In Österreich ist Osman Hadzikic seit seinem Abgang von der Admira im Vorjahr vom Radar der meisten Fans verschwunden.
Den 27-Jährigen zog es nach einem halben Jahr Vereinslosigkeit in seine zweite Heimat Bosnien zu Velez Mostar, dem Stadtrivalen von Zrijnski Mostar, jüngst Europacup-Gegner des LASK.
Kurz nach seiner Ankunft erkämpfte er sich dort den Status als Nummer eins, den er bis heute nicht mehr abgab, sondern eher noch mehr einzementierte. Den Ex-Austrianer hatten nach seinem Aus in der Südstadt viele schon abgeschrieben, rund zweieinhalb Jahre hatte er kein Erstligaspiel bestritten.
Doch seine Leistungen waren sogar so gut, dass der Doppelstaatsbürger im Juni für Bosniens Nationalteam auf Abruf nominiert wurde. Zum ÖFB dagegen hatte der frühere U21-Teamkeeper (noch) keinen Kontakt. "Es wäre eine Ehre" für die Rangnick-Elf aufzulaufen, stellt Hadzikic klar.

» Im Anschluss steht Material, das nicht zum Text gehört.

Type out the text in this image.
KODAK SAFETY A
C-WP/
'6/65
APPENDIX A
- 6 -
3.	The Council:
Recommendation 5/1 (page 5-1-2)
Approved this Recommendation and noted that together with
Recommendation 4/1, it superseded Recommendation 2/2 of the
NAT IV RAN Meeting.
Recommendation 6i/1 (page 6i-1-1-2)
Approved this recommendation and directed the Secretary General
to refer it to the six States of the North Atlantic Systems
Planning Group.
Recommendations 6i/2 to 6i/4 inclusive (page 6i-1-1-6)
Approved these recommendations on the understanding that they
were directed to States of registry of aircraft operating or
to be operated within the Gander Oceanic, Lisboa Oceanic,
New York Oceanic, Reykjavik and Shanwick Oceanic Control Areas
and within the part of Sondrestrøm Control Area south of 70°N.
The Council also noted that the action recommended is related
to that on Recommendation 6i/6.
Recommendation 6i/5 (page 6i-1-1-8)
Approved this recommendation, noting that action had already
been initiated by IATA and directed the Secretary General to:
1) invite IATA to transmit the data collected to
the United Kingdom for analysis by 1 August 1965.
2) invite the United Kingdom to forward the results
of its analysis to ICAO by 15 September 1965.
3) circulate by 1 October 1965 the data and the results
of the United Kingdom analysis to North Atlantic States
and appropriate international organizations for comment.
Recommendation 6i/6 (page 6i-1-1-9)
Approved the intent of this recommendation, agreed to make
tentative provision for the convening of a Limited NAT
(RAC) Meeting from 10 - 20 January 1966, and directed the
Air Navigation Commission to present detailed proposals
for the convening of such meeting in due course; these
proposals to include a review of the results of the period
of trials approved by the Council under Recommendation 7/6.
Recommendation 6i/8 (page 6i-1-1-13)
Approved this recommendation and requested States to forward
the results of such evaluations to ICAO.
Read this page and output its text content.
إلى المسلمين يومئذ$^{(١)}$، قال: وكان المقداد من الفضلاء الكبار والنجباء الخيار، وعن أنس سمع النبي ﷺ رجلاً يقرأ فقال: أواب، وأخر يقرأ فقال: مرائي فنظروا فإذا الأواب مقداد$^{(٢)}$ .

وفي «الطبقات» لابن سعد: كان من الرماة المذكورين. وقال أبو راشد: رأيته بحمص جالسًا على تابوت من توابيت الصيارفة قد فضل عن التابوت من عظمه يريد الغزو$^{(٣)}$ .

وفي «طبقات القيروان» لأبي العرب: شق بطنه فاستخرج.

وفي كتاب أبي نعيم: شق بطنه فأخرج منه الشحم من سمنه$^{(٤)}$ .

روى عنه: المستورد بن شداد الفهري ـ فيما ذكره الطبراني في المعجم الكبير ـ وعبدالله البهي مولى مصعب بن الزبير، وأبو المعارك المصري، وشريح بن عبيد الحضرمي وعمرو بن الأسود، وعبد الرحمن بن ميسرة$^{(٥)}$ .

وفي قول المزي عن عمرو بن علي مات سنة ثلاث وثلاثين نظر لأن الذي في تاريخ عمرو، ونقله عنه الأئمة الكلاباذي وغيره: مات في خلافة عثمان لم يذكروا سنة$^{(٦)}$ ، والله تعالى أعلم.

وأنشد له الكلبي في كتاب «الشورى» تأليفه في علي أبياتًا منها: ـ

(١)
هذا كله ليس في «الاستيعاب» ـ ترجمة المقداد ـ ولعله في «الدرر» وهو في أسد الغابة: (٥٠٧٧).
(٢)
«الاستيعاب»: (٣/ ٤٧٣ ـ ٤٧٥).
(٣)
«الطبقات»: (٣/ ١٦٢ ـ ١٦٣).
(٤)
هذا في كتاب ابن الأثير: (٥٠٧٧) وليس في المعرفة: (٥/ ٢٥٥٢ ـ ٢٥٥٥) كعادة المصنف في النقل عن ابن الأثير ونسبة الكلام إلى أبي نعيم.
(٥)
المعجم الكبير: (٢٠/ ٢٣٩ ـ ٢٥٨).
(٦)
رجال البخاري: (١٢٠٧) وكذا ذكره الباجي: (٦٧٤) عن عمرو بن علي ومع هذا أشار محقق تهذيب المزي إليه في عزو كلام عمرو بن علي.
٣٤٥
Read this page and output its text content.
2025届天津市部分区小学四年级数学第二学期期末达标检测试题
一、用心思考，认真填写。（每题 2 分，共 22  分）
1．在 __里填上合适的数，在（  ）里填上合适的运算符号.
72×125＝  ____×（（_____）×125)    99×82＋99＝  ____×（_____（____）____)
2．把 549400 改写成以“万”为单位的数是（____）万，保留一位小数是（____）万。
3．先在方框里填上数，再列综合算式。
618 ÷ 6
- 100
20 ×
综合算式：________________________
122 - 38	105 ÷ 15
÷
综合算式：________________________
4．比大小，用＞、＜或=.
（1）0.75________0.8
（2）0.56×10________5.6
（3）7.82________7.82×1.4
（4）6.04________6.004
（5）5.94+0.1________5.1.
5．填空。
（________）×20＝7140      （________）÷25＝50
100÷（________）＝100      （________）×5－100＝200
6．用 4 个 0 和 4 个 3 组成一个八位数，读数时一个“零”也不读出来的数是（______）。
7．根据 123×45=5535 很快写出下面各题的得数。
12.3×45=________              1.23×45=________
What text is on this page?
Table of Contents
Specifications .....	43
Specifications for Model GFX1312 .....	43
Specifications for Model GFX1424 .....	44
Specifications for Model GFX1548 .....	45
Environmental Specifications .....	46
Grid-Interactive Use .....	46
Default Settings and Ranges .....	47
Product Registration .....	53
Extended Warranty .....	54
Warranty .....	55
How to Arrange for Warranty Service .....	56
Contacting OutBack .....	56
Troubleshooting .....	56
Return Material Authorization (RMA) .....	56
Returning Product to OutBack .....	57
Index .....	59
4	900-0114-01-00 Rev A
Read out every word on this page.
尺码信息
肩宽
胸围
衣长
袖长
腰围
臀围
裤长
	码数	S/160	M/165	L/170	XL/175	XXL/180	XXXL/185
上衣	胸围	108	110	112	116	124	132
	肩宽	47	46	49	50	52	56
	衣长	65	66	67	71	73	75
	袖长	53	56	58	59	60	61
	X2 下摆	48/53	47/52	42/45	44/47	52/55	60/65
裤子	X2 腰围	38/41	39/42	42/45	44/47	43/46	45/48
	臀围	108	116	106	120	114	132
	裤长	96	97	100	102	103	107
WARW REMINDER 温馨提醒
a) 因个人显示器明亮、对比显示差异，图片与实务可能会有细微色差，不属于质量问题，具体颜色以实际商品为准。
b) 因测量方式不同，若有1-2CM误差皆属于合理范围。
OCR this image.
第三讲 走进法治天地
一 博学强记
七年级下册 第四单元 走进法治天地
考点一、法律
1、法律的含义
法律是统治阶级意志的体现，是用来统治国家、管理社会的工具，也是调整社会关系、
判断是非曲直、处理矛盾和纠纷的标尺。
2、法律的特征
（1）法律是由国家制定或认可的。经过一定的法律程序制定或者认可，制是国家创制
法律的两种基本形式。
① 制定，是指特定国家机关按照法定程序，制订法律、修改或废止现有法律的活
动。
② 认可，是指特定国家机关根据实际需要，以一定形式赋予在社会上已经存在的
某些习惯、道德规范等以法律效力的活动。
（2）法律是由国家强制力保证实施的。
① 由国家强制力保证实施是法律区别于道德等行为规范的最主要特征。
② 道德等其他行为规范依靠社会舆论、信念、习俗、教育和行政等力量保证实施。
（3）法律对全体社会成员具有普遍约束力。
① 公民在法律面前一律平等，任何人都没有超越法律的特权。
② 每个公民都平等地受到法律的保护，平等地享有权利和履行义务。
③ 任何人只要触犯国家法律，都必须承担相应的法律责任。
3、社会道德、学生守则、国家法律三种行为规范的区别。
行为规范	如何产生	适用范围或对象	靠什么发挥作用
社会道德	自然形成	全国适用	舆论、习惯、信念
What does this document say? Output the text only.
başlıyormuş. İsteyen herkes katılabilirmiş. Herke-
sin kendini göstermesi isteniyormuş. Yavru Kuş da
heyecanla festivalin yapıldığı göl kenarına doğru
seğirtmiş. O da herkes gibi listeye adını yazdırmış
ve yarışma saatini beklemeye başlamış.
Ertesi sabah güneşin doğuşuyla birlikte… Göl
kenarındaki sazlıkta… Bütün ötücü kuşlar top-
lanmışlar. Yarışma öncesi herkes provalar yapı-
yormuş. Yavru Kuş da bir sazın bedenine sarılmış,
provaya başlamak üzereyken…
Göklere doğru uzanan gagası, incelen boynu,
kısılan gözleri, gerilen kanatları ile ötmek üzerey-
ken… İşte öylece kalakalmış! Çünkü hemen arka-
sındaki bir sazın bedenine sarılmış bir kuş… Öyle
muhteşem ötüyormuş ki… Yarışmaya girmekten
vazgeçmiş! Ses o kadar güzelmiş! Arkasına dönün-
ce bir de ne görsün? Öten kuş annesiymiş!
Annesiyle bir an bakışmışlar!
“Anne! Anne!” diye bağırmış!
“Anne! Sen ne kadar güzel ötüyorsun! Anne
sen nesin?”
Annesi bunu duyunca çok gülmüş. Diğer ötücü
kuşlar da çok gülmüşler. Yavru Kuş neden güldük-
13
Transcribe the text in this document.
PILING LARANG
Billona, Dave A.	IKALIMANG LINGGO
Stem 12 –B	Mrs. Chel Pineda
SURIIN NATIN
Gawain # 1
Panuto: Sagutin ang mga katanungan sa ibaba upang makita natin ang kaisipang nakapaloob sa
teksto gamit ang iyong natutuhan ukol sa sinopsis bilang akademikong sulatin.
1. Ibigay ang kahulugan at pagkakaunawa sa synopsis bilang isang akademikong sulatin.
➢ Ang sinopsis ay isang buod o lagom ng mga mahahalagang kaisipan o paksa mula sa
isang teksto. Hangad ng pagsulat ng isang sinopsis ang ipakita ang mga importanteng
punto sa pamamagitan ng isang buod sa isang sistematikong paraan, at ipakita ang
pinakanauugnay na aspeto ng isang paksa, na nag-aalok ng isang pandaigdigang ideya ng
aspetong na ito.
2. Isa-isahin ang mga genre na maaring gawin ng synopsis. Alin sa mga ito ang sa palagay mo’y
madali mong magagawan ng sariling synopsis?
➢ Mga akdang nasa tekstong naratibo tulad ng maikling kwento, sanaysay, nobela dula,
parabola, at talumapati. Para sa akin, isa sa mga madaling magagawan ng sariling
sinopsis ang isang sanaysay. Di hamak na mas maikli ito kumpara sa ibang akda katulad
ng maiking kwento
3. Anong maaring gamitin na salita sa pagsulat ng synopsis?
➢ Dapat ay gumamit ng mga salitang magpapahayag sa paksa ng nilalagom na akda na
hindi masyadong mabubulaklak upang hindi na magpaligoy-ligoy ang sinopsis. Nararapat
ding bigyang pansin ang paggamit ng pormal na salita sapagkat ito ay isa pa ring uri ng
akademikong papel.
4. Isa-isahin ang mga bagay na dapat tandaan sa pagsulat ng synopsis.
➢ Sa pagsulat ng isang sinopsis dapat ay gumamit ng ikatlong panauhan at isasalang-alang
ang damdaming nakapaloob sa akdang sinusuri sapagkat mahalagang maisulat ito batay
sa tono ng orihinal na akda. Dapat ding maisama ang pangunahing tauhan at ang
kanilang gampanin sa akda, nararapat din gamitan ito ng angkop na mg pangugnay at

Sollte es damit nichts werden, könnte er auch das bosnische Jersey überstreifen.
Im Interview spricht er über seine Gedanken über ein Ende seiner Profi-Laufbahn, wie er seine Zukunft sieht und die Besonderheiten Mostars.
LAOLA1: Du spielst seit Jänner diesen Jahres bei Velez Mostar. Der Klub gab dir eine Chance, nachdem dein Vertrag bei der Admira nicht mehr verlängert wurde. Bei Velez konntest du dich auf Anhieb durchsetzen. Für welche Rolle wurdest du dort geholt?
Osman Hadzikic: Als das Angebot von Velez kam, hatten sie einen klaren Einser-Tormann. Ich wusste, egal wo ich hingehe, keiner sagt: “Hey, Osman du spielst sofort.” Das musst du dir wieder erarbeiten und das habe ich auch gewusst. Ich habe mich für Velez entschieden, weil ich wusste, das ist ein großer Verein in Ex-Jugoslawien, insbesondere in Bosnien, mit sehr vielen Fans im In- und auch im Ausland. Im Endeffekt hatte ich auch nichts zu verlieren, ich konnte nur gewinnen. Ich habe bei der Admira nicht gespielt und wollte einfach wieder das Gefühl haben, eine Chance zu bekommen. Die habe ich dann auch bekommen und ich habe sie genützt.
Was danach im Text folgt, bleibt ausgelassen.